On my way down I stared out and looked at my favorite building in LA. It's the most unique one I've ever been in. I've spent a great deal of time occupying the net with joe. It contains a school for TV actors, an Internet coffee shop and the US military recruiting office. An odd combo for sure. As I was looking at the building staring at the picture of Donald Trump polishing JR's shoes, I noticed a large sign in front. This is what the sign says, "6 - 6 - 06 The signs are all around you". Fuckin' Weird.
I decided not to join, after staring at the camo covered bible on the recruiters desk and the episode of "Over there" playing in the office showed a soldier getting his legs blown off in a Hum V. The bad cop of the good cop bad cop team told me that I was a Zero and everything I've done up to this point in my life was worthless, that cooking was for pussies, that my family would never have any respect for me and my art sucked. That was all I needed to hear, I don't work for idiots.
Two years later I'm back in New Orleans rejoicing in how wonderful it is to be here instead of Baghdad.

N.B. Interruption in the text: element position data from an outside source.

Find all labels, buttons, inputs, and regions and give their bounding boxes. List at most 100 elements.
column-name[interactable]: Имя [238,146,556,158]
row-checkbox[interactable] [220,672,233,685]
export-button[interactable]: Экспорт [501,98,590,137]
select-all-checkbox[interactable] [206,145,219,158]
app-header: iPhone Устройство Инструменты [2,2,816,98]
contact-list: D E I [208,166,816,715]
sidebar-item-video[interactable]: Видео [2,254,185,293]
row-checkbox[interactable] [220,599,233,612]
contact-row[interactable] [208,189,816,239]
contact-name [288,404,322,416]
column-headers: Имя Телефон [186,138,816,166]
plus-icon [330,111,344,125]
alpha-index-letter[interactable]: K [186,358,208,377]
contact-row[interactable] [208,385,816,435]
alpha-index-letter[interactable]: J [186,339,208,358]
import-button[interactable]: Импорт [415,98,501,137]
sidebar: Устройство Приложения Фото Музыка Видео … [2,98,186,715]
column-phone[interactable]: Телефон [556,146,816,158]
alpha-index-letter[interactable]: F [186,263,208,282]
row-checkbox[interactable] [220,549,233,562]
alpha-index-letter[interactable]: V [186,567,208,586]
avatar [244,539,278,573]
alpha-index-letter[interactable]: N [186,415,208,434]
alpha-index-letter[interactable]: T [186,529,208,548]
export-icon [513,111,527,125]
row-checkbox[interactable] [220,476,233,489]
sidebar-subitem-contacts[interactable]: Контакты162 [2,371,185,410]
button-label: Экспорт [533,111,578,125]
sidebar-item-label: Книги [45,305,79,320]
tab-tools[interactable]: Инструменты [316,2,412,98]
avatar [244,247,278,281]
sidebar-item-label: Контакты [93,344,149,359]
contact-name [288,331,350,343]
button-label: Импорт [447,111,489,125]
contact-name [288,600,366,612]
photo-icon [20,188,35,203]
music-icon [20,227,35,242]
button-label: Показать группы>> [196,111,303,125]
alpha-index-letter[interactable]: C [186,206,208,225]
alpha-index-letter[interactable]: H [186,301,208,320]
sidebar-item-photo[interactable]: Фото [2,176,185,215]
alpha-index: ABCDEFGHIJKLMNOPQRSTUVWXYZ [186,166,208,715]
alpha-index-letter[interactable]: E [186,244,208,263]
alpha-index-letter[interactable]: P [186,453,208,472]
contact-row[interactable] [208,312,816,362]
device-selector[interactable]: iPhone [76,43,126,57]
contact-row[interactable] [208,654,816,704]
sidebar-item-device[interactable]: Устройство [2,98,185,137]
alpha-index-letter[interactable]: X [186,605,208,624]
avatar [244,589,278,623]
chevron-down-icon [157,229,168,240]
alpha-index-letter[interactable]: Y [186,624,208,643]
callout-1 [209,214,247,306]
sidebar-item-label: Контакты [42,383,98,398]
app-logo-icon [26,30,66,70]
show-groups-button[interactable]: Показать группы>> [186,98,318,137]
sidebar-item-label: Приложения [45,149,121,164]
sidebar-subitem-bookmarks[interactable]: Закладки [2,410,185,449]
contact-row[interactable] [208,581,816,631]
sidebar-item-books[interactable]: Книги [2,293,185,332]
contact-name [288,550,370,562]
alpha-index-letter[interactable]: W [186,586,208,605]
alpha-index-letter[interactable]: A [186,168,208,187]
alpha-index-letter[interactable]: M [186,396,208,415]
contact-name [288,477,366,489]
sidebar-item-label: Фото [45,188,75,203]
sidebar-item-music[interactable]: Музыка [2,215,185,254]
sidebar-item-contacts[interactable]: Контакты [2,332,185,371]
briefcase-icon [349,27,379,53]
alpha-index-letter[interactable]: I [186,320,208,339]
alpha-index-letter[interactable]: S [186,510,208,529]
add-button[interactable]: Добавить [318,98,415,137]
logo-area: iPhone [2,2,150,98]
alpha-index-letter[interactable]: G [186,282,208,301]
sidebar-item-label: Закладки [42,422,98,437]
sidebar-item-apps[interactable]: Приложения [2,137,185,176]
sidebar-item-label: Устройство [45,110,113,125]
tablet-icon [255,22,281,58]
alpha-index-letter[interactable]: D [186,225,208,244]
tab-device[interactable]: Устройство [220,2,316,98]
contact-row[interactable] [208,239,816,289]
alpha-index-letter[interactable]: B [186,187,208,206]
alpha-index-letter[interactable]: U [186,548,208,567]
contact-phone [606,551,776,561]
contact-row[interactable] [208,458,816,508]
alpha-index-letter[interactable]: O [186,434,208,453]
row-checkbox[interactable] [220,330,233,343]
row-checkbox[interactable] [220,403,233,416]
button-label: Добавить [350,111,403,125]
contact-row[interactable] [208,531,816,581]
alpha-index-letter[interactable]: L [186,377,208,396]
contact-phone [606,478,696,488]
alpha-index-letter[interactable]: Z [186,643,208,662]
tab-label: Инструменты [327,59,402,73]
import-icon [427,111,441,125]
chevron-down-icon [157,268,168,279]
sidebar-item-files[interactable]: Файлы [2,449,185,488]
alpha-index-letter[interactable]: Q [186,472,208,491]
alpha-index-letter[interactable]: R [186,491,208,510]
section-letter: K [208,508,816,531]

I bet when most of the American Nationalists think of New Orleans they picture puke and tits on Bourbon street, trash, gansta rap and .45s, corrupt politics, and "Essence / Bam". I knew a guy who sold Emerald Legacies coke (or pepsi, I can't remember which) and he said he wasn't that bad of a cook. But any one who knows what it means to miss New Orleans knows that this is the richest spot on the continent. We've giving birth to dynamic celebrations, great food, great literature, shitty levees, great artists, great music, and we used to have a great public hospital. The Federation has cursed us with a welfare state situation and the ignorance it breeds. The resources the Nation steals, duty free, off our coast cripples the funding of our public schools; and the wetlands, our natural hurricane protection. But in comparison to the other cities I've sampled in the United States, they haven't an ounce of the soul we have. I've decided to supplement my income by joining the New Orleans Police Department. This is a place in time and space that's worth protecting.
When I told my Pennsylvanian mother that I was joining the NOPD she answered with silence. I even sensed a level of anger. Why in Christendom would my mother prefer her only son to fight as a grunt, in a bogus war, in the middle of a desert, rather than protect an American Gem?
From the contagious compulsion to capture the visually stimulating beauty we're drenched in...

...to a family that makes "Snow Balls" an art form. I love New Orleans.